The book is introduced, “Many of the following techniques were included in the book we produced with Joyce Williams in 2000, Sweaters from Camp. We have augmented that section with many more tips and tricks, both unique and gleaned. The contents are relevant to knitting with two colors as well as most other types of knitting. … We hope this book may help to sharpen your two-color skills so that none of the world’s color-knitting traditions will be out of reach–and that you may be inspired to be a designer.”
Now, I don’t have a copy of “Sweaters from Camp” to compare to, but I’ve read lots of instructions on color-stranding in the past, and this is definitely one of the best. From generally talking about techniques and how to hold your different yarns, it moves to specifics about how to use two colors in an actual garment. What type of ribbing to use. How to use a steek. How to fit a color pattern into a garment. How to increase/decrease inside a color pattern. How to design your own sweater.
Obviously, at 64 pages, this isn’t a book about designing. But it does tell you how to fit a color pattern into a design. This book is about what you need to know to knit with two colors, and it delivers. But it also sticks to its focus.
This book not only has a thorough index (which you know I love), but also an index to let you know the source for each swatch shown throughout the book. This is particularly handy if you fall in love with one of them–you’ll be able to track down what garment/ pattern/ book/ designer it came from. Because there are lots of swatches shown throughout. Color ones, nonetheless. (Because who likes a knitting book with all black and white photos?)

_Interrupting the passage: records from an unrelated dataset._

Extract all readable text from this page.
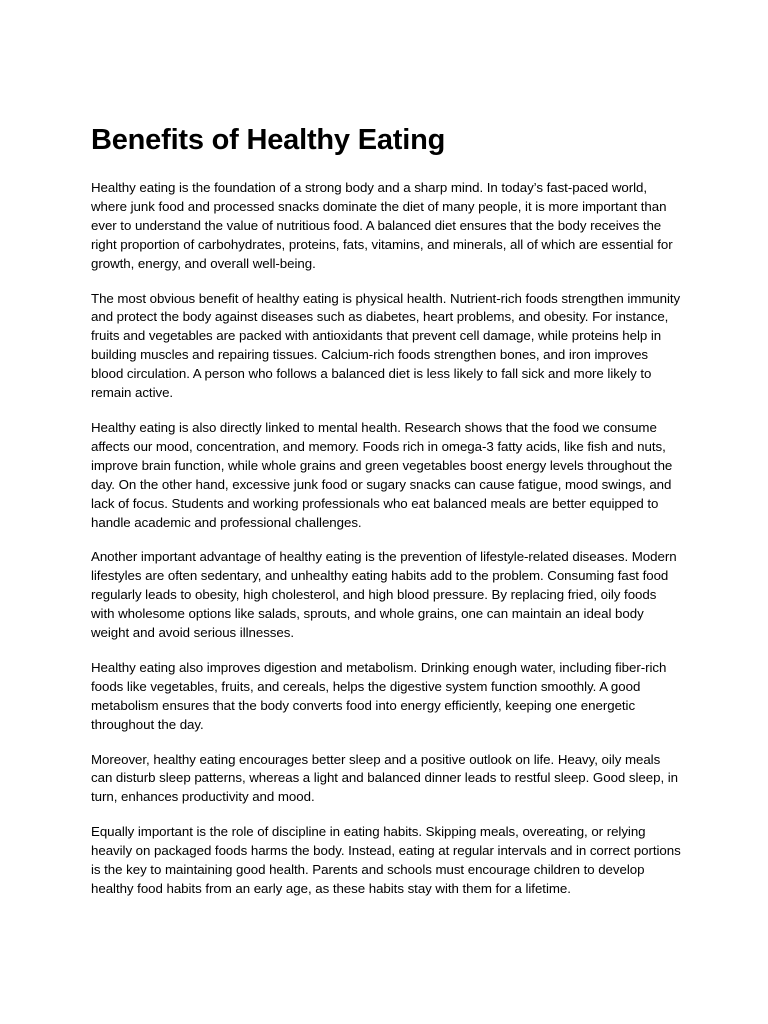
Benefits of Healthy Eating

Healthy eating is the foundation of a strong body and a sharp mind. In today’s fast-paced world, where junk food and processed snacks dominate the diet of many people, it is more important than ever to understand the value of nutritious food. A balanced diet ensures that the body receives the right proportion of carbohydrates, proteins, fats, vitamins, and minerals, all of which are essential for growth, energy, and overall well-being.

The most obvious benefit of healthy eating is physical health. Nutrient-rich foods strengthen immunity and protect the body against diseases such as diabetes, heart problems, and obesity. For instance, fruits and vegetables are packed with antioxidants that prevent cell damage, while proteins help in building muscles and repairing tissues. Calcium-rich foods strengthen bones, and iron improves blood circulation. A person who follows a balanced diet is less likely to fall sick and more likely to remain active.

Healthy eating is also directly linked to mental health. Research shows that the food we consume affects our mood, concentration, and memory. Foods rich in omega-3 fatty acids, like fish and nuts, improve brain function, while whole grains and green vegetables boost energy levels throughout the day. On the other hand, excessive junk food or sugary snacks can cause fatigue, mood swings, and lack of focus. Students and working professionals who eat balanced meals are better equipped to handle academic and professional challenges.

Another important advantage of healthy eating is the prevention of lifestyle-related diseases. Modern lifestyles are often sedentary, and unhealthy eating habits add to the problem. Consuming fast food regularly leads to obesity, high cholesterol, and high blood pressure. By replacing fried, oily foods with wholesome options like salads, sprouts, and whole grains, one can maintain an ideal body weight and avoid serious illnesses.

Healthy eating also improves digestion and metabolism. Drinking enough water, including fiber-rich foods like vegetables, fruits, and cereals, helps the digestive system function smoothly. A good metabolism ensures that the body converts food into energy efficiently, keeping one energetic throughout the day.

Moreover, healthy eating encourages better sleep and a positive outlook on life. Heavy, oily meals can disturb sleep patterns, whereas a light and balanced dinner leads to restful sleep. Good sleep, in turn, enhances productivity and mood.

Equally important is the role of discipline in eating habits. Skipping meals, overeating, or relying heavily on packaged foods harms the body. Instead, eating at regular intervals and in correct portions is the key to maintaining good health. Parents and schools must encourage children to develop healthy food habits from an early age, as these habits stay with them for a lifetime.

I’ve never read a book by Amy Detjen before, but I know Meg Swansen’s work from her books and from countless articles in Vogue Knitting and elsewhere. There’s genius at work here–or if not genius, the results of innumerable hours of knitting experience. I’ve been knitting for over 20 years and read a lot about knitting (as you probably know), and there are tips in this book I’ve never seen before. It’s small but mighty.